Dadurch war mir klar, dass wir auf einer interessanten Spur sind, obwohl es noch
eine Stichprobe mit sehr wenigen Daten darstellt."
Die neue Theorie basiert auf umfangreichen Computermodellen, die unter der
Leitung von Tauris gerechnet wurden. Sie ermöglicht Vorhersagen für diese Art
von Doppelsternsystemen. Zum Beispiel sollten die Umlaufperioden zwischen 10 und
60 Tagen liegen, jedoch konzentriert auf den mittleren Bereich dazwischen. Und
das stimmt exakt mit den beobachteten Werten der drei neuen Systeme überein.

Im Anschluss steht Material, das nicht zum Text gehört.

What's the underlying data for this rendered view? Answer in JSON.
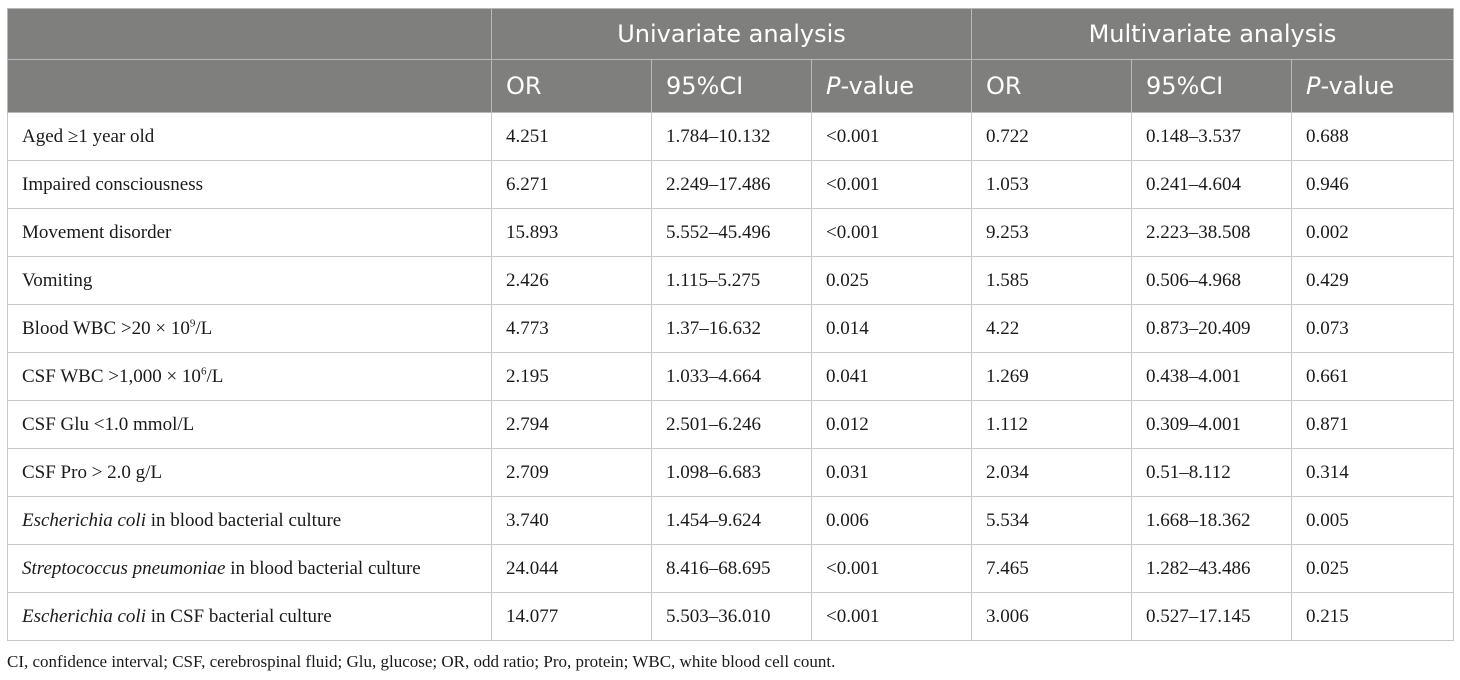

"Unser neuer Ansatz ist sehr elegant", sagt der Erstautor, Paulo Freire vom
Max-Planck-Institut für Radioastronomie. "Aber ob die Natur in der Tat
Millisekunden-Pulsare auf diese Art erzeugt, wissen wir damit natürlich noch
nicht."
In den nächsten Jahren wird das Pulsar-Team in der Forschungsgruppe
"Radioastronomische Fundamentalphysik" am Max-Planck-Institut für
Radioastronomie in der Lage sein, die Vorhersagen des neuen Szenarios zu
überprüfen, speziell über optische Nachfolgebeobachtungen und präzise
Massenbestimmungen von Pulsaren und Begleitsternen. Sie werden ebenso versuchen,
weitere Systeme dieser Art mit dem Radioteleskop Effelsberg aufzuspüren.
"Das Schöne dabei ist, dass wir bei der Bestätigung unserer Theorie einiges
über Impuls und Massenverlust in Verbindung mit solchen Supernovae lernen
können, die erst durch Massenübertragung ausgelöst werden, oder auch über das
Innere von Neutronensternen. Es könnte einen sehr wichtigen Puzzlestein für
unser Verständnis von diesen Vorgängen darstellen", so Freire.
Über ihr Modell berichten die Astronomen in der Fachzeitschrift Monthly
Notices of the Royal Astronomical Society Letters.